Examination of a Witch - Matteson
            The Crucible, written in 1953 by American playwright Arthur Miller, is aptly named for the characters that undergo a test or an ordeal.  It is set during the Salem Witch Trials of 1692, a notorious piece of early American history in which a village in Massachusetts becomes an environment for ignorance, suspicion, and paranoia. 

            It started with an unsettled atmosphere of the community among neighbors and deepened when three young girls began acting strangely.  The illiteracy of some thought it was the work of the Devil, and before long, many innocent people were accused of doing the Devil’s work.   In a year’s time, 200 people were tried and 20 were executed. 

            One of the immediate questions I have when I read a book is “Why does the author think the way he does?”  I want to know all about him.  

Arthur Miller
            Arthur Miller was born in New York, 1915, to affluent Polish Jewish immigrants.   One of his most significant life changing experiences was during the Great Depression because his family lost everything.  He became disillusioned, and like many, he questioned the efforts of capitalism and was open to other solutions to economic and social ills.  About this time, he realized he was not interested in religion.  In addition, he was subjected to anti-Semitism, and his opinions about Christians, especially Catholics, soured.

            At some point, Miller was exposed to Marxism and Communism and may have believed that both were more effective in dealing with social and economic challenges.  Miller was drawn to this, and for several years worked under a pseudo name, Matt Wayne, for the New Masses, an American Marxist publication for theater critics whose editors proclaimed Communist/Marxist loyalty.

Senator Joe McCarthy 
            In the early 1950s, Senator Joe McCarthy of Wisconsin began the interrogation of suspected Communist sympathizers or party members within the U.S. government, and eventually it included writers, actors, and others being called to give an account for their associations. 

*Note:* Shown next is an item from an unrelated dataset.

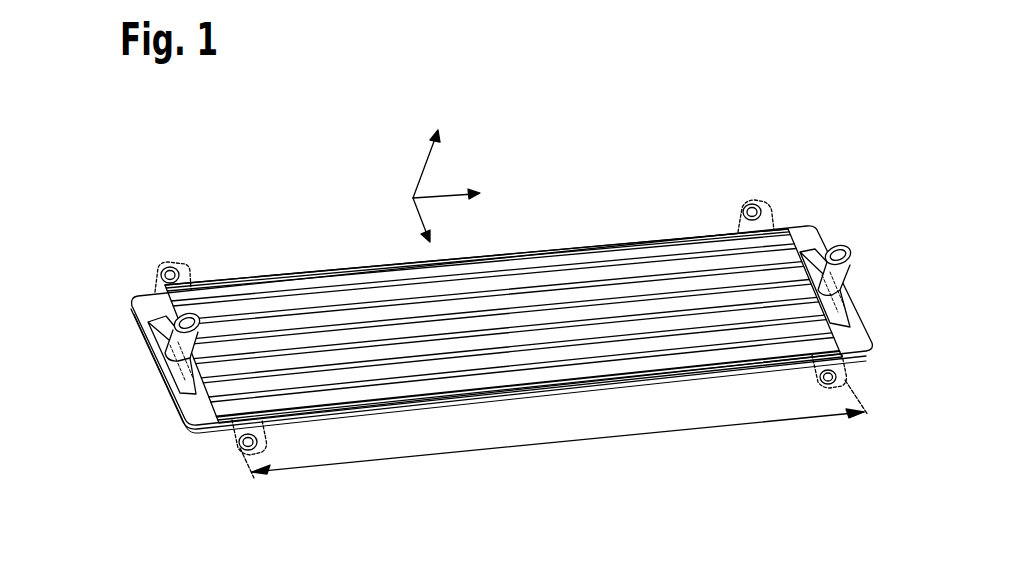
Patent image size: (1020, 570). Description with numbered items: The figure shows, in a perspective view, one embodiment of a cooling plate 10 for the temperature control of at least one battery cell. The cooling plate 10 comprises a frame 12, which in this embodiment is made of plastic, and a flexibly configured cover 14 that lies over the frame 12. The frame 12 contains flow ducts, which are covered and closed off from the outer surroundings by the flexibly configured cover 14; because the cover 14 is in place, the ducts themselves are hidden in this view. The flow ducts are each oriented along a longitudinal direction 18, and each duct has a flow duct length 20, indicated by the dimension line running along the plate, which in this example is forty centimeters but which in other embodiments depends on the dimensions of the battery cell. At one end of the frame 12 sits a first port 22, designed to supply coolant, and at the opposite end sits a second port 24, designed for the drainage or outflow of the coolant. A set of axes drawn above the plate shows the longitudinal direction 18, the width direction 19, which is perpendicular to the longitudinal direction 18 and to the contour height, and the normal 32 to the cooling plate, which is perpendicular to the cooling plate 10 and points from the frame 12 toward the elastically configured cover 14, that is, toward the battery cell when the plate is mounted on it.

            Soon after, Miller wrote The Crucible, “…motivated in some great part by the paralysis that had set in among many liberals who, despite their discomfort with the inquisitors' violations of civil rights, were fearful, and with good reason, of being identified as covert Communists if they should protest too strongly.”  He was significantly affected by the trepidation of his colleagues should they be exposed for association with Communists or accused of harboring the “wrong ideas.” 

            Then, in 1956, Miller was called before the House of Un-American Activities Committee, which was formed in the 1930s to search out anti-American propaganda.  He denied membership with the American Communist Party and refused to provide names of anyone who may have been affiliated with the Party.  He was found guilty of contempt of Congress and was blacklisted.  Later, he was cleared of all charges.